Online Imitation Learning for Manipulation via Decaying Relative Correction through Teleoperation
This work addresses the problem of high cognitive and time demands for experts in providing continuous feedback for imitation learning in robotics, offering an incremental improvement to existing teleoperation systems.
The paper tackles the challenge of reducing expert intervention in teleoperated robotic manipulation by proposing Decaying Relative Correction (DRC), which cuts the required expert intervention rate by 30% compared to standard methods and boosts success rates in tasks like raspberry harvesting and cloth wiping.

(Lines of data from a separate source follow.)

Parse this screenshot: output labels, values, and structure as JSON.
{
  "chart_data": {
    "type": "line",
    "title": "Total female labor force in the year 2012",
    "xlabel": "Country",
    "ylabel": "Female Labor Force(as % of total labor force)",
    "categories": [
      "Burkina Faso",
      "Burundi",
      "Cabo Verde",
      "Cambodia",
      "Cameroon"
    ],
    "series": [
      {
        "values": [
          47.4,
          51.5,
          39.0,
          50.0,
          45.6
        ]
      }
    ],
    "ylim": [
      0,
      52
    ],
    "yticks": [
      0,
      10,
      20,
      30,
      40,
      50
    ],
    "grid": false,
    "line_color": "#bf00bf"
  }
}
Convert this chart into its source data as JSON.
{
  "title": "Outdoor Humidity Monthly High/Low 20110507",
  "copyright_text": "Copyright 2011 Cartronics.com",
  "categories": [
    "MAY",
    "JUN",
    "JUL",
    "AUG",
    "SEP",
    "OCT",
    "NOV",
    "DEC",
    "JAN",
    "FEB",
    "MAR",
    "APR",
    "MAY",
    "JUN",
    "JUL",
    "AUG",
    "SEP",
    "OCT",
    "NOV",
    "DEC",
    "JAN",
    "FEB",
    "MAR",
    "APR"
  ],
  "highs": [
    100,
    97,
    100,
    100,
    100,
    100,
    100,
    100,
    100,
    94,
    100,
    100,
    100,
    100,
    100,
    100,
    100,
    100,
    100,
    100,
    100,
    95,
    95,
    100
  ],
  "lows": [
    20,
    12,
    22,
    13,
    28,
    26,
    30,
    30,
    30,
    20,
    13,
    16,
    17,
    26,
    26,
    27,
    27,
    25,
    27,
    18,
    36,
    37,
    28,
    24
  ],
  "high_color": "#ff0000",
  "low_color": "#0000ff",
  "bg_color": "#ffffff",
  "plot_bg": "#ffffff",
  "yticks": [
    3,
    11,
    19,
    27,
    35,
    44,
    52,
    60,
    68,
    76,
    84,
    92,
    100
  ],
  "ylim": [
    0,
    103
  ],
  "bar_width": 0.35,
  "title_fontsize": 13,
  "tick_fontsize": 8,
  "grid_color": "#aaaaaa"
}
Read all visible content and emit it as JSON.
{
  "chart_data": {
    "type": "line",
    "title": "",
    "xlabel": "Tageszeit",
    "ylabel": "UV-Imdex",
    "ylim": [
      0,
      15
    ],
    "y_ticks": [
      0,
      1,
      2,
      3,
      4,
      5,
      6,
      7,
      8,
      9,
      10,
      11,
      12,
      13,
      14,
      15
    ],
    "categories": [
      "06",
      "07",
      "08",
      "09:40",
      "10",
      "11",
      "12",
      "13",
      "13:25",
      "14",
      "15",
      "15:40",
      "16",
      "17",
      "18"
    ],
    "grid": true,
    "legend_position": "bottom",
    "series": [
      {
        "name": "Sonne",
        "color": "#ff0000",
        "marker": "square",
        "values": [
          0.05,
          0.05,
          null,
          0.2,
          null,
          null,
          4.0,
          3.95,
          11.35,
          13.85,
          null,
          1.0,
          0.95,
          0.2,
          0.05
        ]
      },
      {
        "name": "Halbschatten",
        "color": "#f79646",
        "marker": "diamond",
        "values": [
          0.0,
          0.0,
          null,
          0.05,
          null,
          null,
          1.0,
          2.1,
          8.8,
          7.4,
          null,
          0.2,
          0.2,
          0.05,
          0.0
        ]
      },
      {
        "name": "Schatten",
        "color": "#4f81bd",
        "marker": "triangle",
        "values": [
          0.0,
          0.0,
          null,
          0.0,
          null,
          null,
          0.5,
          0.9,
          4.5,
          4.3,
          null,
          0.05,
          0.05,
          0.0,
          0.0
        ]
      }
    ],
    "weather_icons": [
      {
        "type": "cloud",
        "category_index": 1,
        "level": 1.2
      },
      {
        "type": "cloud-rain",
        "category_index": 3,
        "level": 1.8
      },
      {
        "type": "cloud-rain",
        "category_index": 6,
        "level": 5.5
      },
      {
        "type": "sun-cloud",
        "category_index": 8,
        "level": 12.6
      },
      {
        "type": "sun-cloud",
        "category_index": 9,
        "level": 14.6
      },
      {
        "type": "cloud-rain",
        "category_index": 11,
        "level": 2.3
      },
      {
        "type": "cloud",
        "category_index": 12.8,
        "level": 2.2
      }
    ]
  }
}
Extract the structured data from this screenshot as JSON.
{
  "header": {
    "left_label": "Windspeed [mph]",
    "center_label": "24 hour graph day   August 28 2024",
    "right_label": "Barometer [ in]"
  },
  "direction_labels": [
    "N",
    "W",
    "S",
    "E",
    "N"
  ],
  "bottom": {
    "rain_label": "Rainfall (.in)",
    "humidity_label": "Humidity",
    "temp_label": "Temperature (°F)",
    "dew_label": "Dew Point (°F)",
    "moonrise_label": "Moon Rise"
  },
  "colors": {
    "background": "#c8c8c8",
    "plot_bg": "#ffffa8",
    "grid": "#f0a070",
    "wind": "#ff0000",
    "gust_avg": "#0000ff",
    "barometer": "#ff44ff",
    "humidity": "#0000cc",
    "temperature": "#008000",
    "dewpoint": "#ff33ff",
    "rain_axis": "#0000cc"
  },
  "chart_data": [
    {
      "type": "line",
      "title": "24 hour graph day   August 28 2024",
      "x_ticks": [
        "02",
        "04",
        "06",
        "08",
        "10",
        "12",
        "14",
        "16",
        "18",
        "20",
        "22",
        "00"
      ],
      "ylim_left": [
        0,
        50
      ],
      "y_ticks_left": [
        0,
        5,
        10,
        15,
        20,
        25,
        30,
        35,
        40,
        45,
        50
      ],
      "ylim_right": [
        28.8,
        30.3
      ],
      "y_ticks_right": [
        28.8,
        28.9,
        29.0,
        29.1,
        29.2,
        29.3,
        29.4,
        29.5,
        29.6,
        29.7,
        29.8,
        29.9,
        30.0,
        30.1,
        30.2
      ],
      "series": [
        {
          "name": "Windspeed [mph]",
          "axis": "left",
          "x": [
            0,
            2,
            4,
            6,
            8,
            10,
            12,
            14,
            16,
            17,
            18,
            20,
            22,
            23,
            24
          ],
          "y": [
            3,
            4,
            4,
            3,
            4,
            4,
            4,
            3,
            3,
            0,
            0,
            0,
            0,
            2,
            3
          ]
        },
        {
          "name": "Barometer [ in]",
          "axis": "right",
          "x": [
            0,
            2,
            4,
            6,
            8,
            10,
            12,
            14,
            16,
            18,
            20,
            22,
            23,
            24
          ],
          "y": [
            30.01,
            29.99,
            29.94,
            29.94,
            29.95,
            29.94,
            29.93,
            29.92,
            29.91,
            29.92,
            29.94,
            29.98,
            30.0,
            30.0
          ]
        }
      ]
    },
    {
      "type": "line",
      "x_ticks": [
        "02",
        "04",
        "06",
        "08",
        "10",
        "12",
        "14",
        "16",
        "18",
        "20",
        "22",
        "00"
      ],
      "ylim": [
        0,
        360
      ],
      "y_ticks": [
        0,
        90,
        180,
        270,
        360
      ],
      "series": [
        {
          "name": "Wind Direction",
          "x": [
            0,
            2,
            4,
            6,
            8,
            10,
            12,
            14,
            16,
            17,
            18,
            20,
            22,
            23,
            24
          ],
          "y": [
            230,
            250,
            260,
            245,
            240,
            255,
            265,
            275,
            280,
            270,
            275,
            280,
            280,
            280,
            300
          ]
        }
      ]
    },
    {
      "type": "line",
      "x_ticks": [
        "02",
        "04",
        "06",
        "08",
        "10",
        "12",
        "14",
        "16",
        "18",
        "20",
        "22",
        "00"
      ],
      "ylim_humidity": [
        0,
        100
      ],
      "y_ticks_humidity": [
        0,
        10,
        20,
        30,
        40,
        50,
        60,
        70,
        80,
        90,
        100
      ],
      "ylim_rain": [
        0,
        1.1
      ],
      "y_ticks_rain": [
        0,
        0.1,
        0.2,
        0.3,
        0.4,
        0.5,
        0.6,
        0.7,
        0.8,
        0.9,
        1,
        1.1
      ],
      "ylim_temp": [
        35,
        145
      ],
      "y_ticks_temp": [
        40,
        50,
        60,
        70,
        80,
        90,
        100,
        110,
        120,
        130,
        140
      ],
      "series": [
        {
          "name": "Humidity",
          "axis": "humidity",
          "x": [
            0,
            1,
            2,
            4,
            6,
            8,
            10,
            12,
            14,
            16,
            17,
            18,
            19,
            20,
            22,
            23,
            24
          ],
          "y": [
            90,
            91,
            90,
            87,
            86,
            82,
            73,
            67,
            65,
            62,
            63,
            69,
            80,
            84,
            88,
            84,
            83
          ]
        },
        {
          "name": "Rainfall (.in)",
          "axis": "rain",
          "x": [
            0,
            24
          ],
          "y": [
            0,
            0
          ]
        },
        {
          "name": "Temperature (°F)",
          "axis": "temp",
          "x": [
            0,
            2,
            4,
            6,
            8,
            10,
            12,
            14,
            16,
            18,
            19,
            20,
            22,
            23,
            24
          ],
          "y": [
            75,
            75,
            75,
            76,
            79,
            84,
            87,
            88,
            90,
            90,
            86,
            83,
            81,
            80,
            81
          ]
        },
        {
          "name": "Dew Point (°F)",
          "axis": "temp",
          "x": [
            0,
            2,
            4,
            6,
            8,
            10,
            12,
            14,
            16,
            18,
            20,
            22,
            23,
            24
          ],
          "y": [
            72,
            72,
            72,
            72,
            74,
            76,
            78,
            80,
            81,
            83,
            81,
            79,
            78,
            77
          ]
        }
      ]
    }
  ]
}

Teleoperated robotic manipulators enable the collection of demonstration data, which can be used to train control policies through imitation learning. However, such methods can require significant amounts of training data to develop robust policies or adapt them to new and unseen tasks. While expert feedback can significantly enhance policy performance, providing continuous feedback can be cognitively demanding and time-consuming for experts. To address this challenge, we propose to use a cable-driven teleoperation system which can provide spatial corrections with 6 degree of freedom to the trajectories generated by a policy model. Specifically, we propose a correction method termed Decaying Relative Correction (DRC) which is based upon the spatial offset vector provided by the expert and exists temporarily, and which reduces the intervention steps required by an expert. Our results demonstrate that DRC reduces the required expert intervention rate by 30\% compared to a standard absolute corrective method. Furthermore, we show that integrating DRC within an online imitation learning framework rapidly increases the success rate of manipulation tasks such as raspberry harvesting and cloth wiping.